To consolidate the material, we will use Excel for the time being as a regular calculator, i.e. Let's make a step-by-step calculation using the binomial distribution formula. Let's calculate, for example, the probability of getting 50 heads. Below is a picture with the calculation steps and the final result.
As you can see, the intermediate results have such a scale that they do not fit in a cell, although simple functions of the type are used everywhere: FACTOR (factorial calculation), POWER (raising a number to a power), as well as multiplication and division operators. Moreover, this calculation is rather cumbersome, in any case it is not compact, since many cells involved. And yes, it's hard to figure it out.

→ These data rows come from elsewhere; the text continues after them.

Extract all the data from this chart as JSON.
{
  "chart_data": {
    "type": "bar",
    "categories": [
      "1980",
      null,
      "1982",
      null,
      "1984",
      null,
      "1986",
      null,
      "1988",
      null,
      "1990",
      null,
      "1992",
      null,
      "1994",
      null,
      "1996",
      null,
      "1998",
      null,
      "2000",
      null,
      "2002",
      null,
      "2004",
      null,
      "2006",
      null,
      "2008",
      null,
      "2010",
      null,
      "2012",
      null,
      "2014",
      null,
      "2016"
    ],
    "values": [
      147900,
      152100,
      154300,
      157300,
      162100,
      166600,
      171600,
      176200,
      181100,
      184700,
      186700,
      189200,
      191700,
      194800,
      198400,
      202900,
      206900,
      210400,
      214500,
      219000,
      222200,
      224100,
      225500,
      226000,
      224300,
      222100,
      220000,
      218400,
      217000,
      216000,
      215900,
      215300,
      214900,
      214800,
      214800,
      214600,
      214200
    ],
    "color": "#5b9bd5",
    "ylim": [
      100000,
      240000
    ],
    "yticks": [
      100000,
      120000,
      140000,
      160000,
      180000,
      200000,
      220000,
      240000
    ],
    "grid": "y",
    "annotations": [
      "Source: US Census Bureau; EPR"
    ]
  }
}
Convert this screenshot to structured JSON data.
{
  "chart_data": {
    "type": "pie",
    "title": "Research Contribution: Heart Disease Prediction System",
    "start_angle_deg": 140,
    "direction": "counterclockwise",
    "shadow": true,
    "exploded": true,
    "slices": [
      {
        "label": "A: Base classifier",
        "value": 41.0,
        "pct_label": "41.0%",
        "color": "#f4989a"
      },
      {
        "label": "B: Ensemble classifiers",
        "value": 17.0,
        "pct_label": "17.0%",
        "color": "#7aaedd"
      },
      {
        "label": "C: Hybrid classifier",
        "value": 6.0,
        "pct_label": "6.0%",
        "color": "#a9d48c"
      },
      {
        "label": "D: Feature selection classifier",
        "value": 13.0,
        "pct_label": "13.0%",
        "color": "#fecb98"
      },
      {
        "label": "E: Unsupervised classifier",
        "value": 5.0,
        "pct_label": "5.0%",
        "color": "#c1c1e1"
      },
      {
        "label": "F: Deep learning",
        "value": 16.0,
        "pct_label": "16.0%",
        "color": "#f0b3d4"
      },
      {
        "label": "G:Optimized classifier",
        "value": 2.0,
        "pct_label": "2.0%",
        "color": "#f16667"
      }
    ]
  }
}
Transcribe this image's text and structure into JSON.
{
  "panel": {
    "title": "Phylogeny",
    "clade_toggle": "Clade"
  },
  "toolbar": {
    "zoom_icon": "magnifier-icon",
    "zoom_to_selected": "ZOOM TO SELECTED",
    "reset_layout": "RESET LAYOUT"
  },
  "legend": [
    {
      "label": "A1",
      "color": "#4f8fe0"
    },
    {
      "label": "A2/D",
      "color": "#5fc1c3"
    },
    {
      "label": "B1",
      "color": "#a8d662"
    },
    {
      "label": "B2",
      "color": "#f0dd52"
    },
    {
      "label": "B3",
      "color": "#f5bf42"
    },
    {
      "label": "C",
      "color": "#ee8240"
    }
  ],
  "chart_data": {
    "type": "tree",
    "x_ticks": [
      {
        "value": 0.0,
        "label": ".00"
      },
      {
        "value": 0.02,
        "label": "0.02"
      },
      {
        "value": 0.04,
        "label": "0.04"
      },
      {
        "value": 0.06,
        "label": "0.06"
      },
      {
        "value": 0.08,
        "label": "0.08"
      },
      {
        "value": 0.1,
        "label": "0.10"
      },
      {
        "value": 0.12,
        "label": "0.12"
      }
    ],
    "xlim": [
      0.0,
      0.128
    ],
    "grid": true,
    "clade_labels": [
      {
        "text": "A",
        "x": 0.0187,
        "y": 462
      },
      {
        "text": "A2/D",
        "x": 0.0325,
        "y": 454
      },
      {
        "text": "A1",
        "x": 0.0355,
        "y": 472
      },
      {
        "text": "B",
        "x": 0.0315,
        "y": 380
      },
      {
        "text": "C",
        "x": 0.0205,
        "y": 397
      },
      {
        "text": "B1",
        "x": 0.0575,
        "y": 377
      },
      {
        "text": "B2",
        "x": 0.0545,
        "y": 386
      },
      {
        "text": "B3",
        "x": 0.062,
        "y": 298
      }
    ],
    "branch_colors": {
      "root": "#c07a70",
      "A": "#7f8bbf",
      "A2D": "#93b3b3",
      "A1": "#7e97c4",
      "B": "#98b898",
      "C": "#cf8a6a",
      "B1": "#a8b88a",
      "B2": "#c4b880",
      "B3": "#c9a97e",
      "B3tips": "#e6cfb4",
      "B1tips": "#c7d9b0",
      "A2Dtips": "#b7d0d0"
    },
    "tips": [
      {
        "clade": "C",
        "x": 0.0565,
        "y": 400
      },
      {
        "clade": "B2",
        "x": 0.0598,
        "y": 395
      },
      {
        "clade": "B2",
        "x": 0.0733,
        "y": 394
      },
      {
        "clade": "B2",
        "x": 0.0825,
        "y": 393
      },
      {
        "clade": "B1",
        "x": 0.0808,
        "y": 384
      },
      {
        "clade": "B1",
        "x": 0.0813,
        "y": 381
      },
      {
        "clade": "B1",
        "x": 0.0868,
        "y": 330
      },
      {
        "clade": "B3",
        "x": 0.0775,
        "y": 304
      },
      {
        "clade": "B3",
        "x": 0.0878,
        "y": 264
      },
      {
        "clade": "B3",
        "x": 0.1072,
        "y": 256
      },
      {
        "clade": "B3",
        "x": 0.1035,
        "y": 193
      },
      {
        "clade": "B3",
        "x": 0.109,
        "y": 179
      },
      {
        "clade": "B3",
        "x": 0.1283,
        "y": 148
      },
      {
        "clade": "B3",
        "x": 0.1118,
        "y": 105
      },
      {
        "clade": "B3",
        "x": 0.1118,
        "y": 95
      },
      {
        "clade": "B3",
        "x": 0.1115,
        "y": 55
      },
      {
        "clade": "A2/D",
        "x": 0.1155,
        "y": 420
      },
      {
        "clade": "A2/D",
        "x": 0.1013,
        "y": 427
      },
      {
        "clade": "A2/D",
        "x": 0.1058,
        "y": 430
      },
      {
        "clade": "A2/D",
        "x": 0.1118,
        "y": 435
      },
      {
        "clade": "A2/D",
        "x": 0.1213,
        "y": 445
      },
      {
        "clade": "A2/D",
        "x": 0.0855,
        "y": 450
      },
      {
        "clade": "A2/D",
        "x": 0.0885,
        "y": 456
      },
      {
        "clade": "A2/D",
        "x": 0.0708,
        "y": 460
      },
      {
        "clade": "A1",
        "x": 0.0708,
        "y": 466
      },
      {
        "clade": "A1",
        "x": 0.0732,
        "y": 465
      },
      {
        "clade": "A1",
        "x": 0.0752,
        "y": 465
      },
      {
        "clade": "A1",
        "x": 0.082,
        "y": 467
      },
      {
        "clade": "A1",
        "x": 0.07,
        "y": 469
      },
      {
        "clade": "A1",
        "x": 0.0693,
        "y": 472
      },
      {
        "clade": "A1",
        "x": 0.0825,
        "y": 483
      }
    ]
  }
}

In general, Excel provides a ready-made function for calculating the probabilities of the binomial distribution. The function is called BINOM.DIST.
Number of successes is the number of successful trials. We have 50 of them.
Number of trials - number of throws: 100 times.
Probability of Success – the probability of getting heads on one toss is 0.5.
Integral - either 1 or 0 is indicated. If 0, then the probability is calculated P(B=k); if 1, then the binomial distribution function is calculated, i.e. sum of all probabilities from B=0 before B=k inclusive.
We press OK and we get the same result as above, only everything was calculated by one function.
Very comfortably. For the sake of experiment, instead of the last parameter 0, we put 1. We get 0.5398. This means that in 100 coin tosses, the probability of getting heads between 0 and 50 is almost 54%. And at first it seemed that it should be 50%. In general, calculations are made easily and quickly.
A real analyst must understand how the function behaves (what is its distribution), so let's calculate the probabilities for all values from 0 to 100. That is, let's ask ourselves: what is the probability that not a single eagle will fall out, that 1 eagle will fall, 2, 3 , 50, 90 or 100. The calculation is shown in the following picture. The blue line is the binomial distribution itself, the red dot is the probability for a specific number of successes k.
One might ask, isn't the binomial distribution similar to... Yes, very similar. Even De Moivre (in 1733) said that with large samples the binomial distribution approaches (I don’t know what it was called then), but no one listened to him. Only Gauss, and then Laplace, 60-70 years later, rediscovered and carefully studied the normal distribution law. The graph above clearly shows that the maximum probability falls on the mathematical expectation, and as it deviates from it, it sharply decreases. Just like normal law.
The binomial distribution is of great practical importance, it occurs quite often. Using Excel, calculations are carried out easily and quickly.